«Я должен все рассказать ей, — думал Зубов, — сегодня, сейчас. Тянуть дальше некуда. Только не знаю, с чего начать».
Москва, 1917
Федор очнулся оттого, что его осторожно, ласково, хлопали по щекам.
— Все, все, Дисипль, — повторял шофёр, — открывайте глаза, ну, Дисипль, я же знаю, вы меня слышите.
— Да, — выдохнул он.
— У вас жар. Я отведу вас наверх, вы ляжете в постель.
— Нельзя. Вдруг тиф? Там младенец. Нельзя.
— Пожалуй, вы правы. Что же с вами делать?
— На Пречистенку, в лазарет везите. Там доктор Потапенко или Маслов, кто-нибудь…
Федору трудно было говорить, у него стучали зубы, мышцы по-прежнему сводило тугой судорогой. Но голова теперь стала ясной, несмотря на страшную боль.
«Я жив. Зачем? Что меня остановило? Страх? Инстинкт самосохранения? Но ведь стреляются люди, и каждому страшно в последний момент. А все равно стреляются насмерть, если решение принято. Почему у меня не вышло?»
К госпиталю нельзя было подъехать из-за баррикад. Шофёр затормозил и спросил:
— Сумеете сами дойти?
— Вряд ли.
— Я не могу вас проводить. Я не рискну оставить автомобиль здесь без присмотра, тем более там продукты в пакетах. Объездного пути нет. Через дворы совсем близко. Попробуйте встать на ноги.
«Ещё один шанс, — спокойно подумал Федор, — я, разумеется, не дойду. Отлично. Грохнусь где-нибудь по дороге, потеряю сознание и уже не очнусь. Либо разденет и пристрелит красный патруль. Ещё лучше».
— Нет, погодите, сидите спокойно. Я кое-что придумал, — сказал шофёр. — Из-за вас, Дисипль, я совсем одурел. Мог бы сразу догадаться.
Он подал немного назад, развернулся. Переулками проехал к Большой Никитской, притормозил у особняка Мастера, трижды просигналил. Через пару минут появился юноша в гимнастёрке. Новый приступ боли пронзил голову. Федор отключился.
Дальше был чёрный провал, глубокий обморок. Он не помнил, как его везли, как опять остановились у баррикад и юноша ушёл к лазарету. Очнулся он, когда его несли на носилках по знакомой лестнице. Навстречу бежал Маслов.

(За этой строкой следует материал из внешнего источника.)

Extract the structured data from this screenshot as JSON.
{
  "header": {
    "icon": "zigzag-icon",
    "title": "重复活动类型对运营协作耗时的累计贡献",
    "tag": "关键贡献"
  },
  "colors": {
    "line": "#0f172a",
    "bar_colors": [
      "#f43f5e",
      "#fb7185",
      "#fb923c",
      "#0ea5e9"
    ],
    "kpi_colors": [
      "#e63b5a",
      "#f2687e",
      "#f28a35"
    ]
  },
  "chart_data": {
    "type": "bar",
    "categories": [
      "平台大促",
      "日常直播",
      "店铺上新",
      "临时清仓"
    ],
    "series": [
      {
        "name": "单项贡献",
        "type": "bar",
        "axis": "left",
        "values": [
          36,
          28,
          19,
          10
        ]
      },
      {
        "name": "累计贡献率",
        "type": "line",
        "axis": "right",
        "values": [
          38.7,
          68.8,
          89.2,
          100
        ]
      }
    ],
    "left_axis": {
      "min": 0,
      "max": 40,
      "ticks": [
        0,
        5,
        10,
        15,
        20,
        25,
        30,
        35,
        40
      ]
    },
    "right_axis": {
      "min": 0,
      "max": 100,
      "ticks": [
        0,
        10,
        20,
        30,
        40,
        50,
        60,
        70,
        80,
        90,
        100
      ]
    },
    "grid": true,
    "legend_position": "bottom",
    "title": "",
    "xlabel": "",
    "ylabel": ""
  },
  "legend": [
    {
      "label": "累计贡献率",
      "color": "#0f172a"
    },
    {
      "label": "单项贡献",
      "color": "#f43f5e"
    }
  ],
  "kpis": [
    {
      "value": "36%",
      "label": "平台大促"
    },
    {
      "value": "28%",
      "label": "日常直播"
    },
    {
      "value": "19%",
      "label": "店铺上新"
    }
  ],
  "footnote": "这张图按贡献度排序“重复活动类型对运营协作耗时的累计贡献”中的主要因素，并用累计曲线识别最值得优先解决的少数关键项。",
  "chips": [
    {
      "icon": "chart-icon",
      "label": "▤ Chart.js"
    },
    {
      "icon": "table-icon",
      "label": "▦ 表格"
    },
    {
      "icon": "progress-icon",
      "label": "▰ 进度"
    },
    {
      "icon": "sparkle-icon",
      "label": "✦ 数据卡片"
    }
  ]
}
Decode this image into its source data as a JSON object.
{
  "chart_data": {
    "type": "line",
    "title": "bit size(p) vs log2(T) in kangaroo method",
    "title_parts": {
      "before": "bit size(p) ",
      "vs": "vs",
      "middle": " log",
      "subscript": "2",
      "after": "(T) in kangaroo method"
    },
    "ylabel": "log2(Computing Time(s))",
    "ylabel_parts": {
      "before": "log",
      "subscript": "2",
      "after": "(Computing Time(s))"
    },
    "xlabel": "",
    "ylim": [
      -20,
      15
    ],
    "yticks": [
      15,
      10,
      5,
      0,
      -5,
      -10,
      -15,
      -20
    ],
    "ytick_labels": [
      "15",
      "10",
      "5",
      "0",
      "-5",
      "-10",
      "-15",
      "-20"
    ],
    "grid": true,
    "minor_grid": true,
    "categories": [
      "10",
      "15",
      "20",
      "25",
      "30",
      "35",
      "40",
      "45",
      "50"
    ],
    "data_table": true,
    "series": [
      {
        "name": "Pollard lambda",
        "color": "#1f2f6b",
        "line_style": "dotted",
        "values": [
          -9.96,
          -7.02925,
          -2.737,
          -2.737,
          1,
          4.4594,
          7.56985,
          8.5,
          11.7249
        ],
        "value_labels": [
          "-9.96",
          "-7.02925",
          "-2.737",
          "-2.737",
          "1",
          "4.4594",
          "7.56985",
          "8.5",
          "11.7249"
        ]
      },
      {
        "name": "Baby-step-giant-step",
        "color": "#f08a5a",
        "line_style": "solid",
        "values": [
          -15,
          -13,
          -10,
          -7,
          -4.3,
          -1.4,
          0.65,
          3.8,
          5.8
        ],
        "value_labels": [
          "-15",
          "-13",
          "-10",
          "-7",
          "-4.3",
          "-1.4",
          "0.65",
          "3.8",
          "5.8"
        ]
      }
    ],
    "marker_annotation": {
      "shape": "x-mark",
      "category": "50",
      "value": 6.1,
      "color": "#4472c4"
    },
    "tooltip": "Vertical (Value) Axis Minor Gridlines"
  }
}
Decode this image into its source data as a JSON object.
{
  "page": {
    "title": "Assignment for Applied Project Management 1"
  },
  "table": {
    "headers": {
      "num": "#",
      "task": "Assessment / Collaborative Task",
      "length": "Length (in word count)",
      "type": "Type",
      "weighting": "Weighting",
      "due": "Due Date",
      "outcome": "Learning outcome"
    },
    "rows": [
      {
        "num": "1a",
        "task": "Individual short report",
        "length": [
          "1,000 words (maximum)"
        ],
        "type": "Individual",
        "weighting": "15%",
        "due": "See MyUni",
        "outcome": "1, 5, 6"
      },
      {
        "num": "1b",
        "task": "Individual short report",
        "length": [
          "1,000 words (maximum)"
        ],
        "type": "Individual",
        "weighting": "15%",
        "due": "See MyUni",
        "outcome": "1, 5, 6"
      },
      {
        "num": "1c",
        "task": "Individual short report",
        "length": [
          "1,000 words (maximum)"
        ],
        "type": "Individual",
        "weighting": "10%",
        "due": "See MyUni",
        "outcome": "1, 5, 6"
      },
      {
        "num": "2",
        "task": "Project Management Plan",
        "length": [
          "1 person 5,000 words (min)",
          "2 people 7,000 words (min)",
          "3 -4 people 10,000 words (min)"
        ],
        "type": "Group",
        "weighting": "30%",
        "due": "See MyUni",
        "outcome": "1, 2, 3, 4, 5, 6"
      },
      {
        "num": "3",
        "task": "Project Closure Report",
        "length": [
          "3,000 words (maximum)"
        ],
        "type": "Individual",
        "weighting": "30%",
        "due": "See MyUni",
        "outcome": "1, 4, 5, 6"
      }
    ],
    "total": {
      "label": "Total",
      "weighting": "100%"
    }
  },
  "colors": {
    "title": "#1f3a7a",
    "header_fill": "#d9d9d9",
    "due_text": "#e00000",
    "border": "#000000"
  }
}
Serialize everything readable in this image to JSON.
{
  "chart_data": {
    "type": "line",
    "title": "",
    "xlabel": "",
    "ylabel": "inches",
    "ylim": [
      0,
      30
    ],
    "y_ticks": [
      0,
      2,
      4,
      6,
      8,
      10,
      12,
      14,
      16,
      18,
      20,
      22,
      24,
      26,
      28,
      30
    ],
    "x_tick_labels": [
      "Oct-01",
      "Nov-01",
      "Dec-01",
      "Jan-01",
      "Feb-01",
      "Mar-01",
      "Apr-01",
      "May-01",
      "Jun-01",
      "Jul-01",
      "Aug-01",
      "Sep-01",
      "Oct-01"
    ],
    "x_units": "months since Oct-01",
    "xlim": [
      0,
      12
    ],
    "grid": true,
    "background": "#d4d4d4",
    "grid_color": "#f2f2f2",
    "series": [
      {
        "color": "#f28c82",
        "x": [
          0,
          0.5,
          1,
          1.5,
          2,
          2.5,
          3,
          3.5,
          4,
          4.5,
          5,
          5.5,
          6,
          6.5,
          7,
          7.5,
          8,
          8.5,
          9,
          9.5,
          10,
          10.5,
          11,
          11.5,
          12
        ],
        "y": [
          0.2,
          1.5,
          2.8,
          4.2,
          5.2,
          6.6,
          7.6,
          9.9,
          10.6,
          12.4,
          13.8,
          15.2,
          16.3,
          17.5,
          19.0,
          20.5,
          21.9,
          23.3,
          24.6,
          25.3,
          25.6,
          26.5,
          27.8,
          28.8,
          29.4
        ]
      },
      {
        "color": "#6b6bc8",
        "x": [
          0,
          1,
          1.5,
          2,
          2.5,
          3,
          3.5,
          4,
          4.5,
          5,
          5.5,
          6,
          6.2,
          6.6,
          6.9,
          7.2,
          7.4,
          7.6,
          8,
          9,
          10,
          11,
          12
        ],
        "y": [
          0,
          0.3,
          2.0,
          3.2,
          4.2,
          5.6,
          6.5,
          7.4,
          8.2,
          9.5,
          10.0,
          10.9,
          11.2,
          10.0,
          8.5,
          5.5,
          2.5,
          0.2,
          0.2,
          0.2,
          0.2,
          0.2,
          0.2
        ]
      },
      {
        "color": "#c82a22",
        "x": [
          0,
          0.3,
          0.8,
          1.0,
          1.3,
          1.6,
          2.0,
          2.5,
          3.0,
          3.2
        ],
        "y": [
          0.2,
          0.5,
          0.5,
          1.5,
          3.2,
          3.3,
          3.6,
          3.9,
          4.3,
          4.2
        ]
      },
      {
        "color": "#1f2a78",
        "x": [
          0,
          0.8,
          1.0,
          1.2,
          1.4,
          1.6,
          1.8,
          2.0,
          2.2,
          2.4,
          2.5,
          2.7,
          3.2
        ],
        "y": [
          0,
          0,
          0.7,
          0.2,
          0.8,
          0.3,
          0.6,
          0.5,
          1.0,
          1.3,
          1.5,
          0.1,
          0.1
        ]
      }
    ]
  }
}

— Уроните, застрелю! Федя, слышишь меня? Открывай глаза, ну! Ты ранен, что ли? Где? Крови нет. Контузия? Горишь весь. Тиф? Да куда вы, болваны? Я сказал, не в общую! В пятую процедурную!
Маслов стал раздевать его вместе с незнакомым молодым санитаром.
— Жар, больше сорока градусов. Погоди, что это? Письмо? А, Михаилу Владимировичу! Кстати, что он, как?
— Ранен в голень, — пробормотал Агапкин.
— Ого! Кость не задета?
— Нет.
— Слава Богу. А мы тут сидим, ничего не знаем, на Ходынке штаб большевиков, пальба такая, что носа не высунешь. Вкалываем сутками, как каторжные. Спим на ходу. Раненых везут десятками, бинтов не хватает, коек не хватает, свет гаснет, холод собачий. Санитары, фельдшеры разбежались, работают добровольцы, гимназисты, курсистки, да что с них взять? Дети. Барышня, шестнадцать лет, видит кровь, хлоп в обморок, откачивай её, дуру, трать нашатырь и валерьянку! Как же профессора угораздило? Пулю кто вытаскивал?
— Таня.
— Сама? Дома? А послушай, так ведь она родить должна!
— Уже. Мальчик.
— Кто принимал? Неужели ты? Как назвали?
— Михаилом.
— Профессор, конечно, на седьмом небе от радости? Как нога у него? Надо зайти, поглядеть. А что полковник, счастливый отец? Жив? Вернулся? Небось, на Дон пойдёт, к Каледину, дальше драться? Рот открой. Шире, Федя, шире, ты что, младенец? Убери язык, не вижу ни черта. Горло не можешь показать? Так, в горле чисто. Дыши. Ещё. Хрипов нет. Батюшки святы, пульс пулемётный. Васька! Быстро сульфат магния с глюкозой!
Федора кололи в вены, обтирали уксусом, опять считали пульс, слушали сердце, щупали живот, железы. Приходили ещё врачи, среди них был Потапенко. Голоса звучали глухо, протяжно, сливались в единый гул, наплывали волной вместе с новым приступом боли.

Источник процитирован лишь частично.